The results are tabulated in the figure below. Note that each of these “rules” are only accurate in hindsight. Each utility would need to test how effective previous policies can be implemented on future loads. As one might expect, there is no one-rule-fits-all when trying to predict monthly peaks. The consistent trend, however, is to dispatch if there is a greater-than single digit chance of a local peak, and if the forecast’s percentile is pretty high. (The results for NORTH are quite different than the rest of Texas, here is a link to its heat map.)
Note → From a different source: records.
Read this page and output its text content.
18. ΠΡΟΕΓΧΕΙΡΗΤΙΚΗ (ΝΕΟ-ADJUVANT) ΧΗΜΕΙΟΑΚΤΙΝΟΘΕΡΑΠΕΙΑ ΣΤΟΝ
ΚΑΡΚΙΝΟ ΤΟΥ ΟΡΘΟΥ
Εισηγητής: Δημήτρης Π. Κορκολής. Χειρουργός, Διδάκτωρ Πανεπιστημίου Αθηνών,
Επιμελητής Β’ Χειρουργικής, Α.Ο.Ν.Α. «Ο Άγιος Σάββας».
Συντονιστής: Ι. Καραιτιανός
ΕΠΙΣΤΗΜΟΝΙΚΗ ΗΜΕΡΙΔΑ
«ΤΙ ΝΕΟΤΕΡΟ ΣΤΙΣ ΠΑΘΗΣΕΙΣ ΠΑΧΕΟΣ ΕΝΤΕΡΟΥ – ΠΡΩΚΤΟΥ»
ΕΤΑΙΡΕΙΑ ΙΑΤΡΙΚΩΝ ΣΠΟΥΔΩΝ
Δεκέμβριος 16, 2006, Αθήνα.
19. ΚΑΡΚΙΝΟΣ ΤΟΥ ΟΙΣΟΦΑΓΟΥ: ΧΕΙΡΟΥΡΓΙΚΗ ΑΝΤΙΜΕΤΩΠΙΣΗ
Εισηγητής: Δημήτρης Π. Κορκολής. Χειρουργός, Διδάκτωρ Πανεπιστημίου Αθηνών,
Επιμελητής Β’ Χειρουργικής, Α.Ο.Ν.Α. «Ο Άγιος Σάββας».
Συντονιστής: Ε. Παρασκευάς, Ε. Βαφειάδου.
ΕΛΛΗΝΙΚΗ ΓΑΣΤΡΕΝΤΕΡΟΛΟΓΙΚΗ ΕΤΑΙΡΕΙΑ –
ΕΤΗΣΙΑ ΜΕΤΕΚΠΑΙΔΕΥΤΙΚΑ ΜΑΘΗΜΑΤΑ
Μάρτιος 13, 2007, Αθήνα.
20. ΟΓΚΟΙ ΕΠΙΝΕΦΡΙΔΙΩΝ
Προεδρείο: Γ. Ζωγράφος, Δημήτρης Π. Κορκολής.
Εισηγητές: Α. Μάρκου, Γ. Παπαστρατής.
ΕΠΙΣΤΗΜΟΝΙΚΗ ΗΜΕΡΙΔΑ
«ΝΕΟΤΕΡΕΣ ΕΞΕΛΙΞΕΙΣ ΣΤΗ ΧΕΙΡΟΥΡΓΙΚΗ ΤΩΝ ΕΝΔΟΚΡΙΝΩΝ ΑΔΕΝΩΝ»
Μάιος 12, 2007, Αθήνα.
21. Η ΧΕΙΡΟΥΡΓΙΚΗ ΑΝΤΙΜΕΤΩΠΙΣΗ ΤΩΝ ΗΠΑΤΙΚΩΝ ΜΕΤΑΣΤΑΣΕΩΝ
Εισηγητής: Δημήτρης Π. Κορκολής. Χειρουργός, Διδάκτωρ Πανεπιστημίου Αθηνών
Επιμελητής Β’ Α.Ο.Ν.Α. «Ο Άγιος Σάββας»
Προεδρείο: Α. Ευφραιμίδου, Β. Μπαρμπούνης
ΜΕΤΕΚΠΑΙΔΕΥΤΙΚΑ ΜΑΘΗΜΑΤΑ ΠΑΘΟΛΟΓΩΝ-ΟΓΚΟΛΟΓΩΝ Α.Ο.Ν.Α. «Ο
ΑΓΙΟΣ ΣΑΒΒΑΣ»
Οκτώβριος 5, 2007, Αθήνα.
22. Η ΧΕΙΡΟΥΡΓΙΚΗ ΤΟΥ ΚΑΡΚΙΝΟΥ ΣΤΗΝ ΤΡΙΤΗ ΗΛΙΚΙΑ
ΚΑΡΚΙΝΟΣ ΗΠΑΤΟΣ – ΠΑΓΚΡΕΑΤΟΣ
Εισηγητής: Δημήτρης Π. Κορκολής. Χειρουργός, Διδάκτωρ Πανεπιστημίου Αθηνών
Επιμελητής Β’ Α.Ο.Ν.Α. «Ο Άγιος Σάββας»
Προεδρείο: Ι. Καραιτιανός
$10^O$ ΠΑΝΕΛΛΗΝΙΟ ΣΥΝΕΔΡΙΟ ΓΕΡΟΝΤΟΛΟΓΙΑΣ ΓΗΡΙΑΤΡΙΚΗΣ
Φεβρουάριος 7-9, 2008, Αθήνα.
Region | Most effective rule | % days dispatched | % peaks missed | In layman’s terms |
---|---|---|---|---|

NCENT | Dispatch if there is ≥ 4% chance of local peak and tomorrow is ≥ the 99th percentile. | 18.05 | 1.67 | By dispatching every 5-6 days, you’ll miss one peak every 5 years. |

COAST | Dispatch if there is ≥ 2% chance of local peak and tomorrow is ≥ the 89th percentile. | 20.74 | 5.05 | By dispatching every 6 days, you’ll miss one peak every 2 years. |

EAST | Dispatch if there is ≥ 2% chance of local peak and tomorrow is ≥ the 68th percentile. | 20.6 | 5 | By dispatching every 6 days, you’ll miss one peak every 2 years. |

FWEST | Dispatch if there is ≥ 5% chance of local peak and tomorrow is ≥ the 72nd percentile. | 26 | 6.67 | By dispatching every 8 days, you’ll miss one peak every 15 months. |

NORTH | Dispatch if there is ≥ 4% chance of local peak and tomorrow is ≥ the 4th percentile. | 21 | 6.67 | By dispatching every 6 days, you’ll miss one peak every 15 months. |

SCENT | Dispatch if there is ≥ 11% chance of local peak and tomorrow is ≥ the 78nd percentile. | 14.5 | 6.67 | By dispatching every 4-5 days, you’ll miss one peak every 15 months. |

SOUTH | Dispatch if there is ≥ 3% chance of local peak and tomorrow is ≥ the 92nd percentile. | 23.37 | 0.83 | By dispatching every 7 days, you’ll miss one peak every 10 years. |

WEST | Dispatch if there is ≥ 6% chance of local peak and tomorrow is ≥ the 88th percentile. | 18.77 | 3.33 | By dispatching every 5-6 days, you’ll miss one peak every 3 years. |

The results suggest that the “local peak likelihood” variable is doing most of the heavy lifting in this function, and the percentile factor is helping detect obvious non-peaks in a historical context.

It’s not lost on me that this optimization could also be aided by breaking down rules for each month, or even applying some kind of machine learning algorithm; however, because future load behavior can differ from the past based on changing technology and consumption patterns, those processes can easily fall victim to overfitting.

There is a great opportunity, however, for utilities to leverage machine learning and basic statistics to better inform their dispatch decisions, saving money and building customer trust in the process.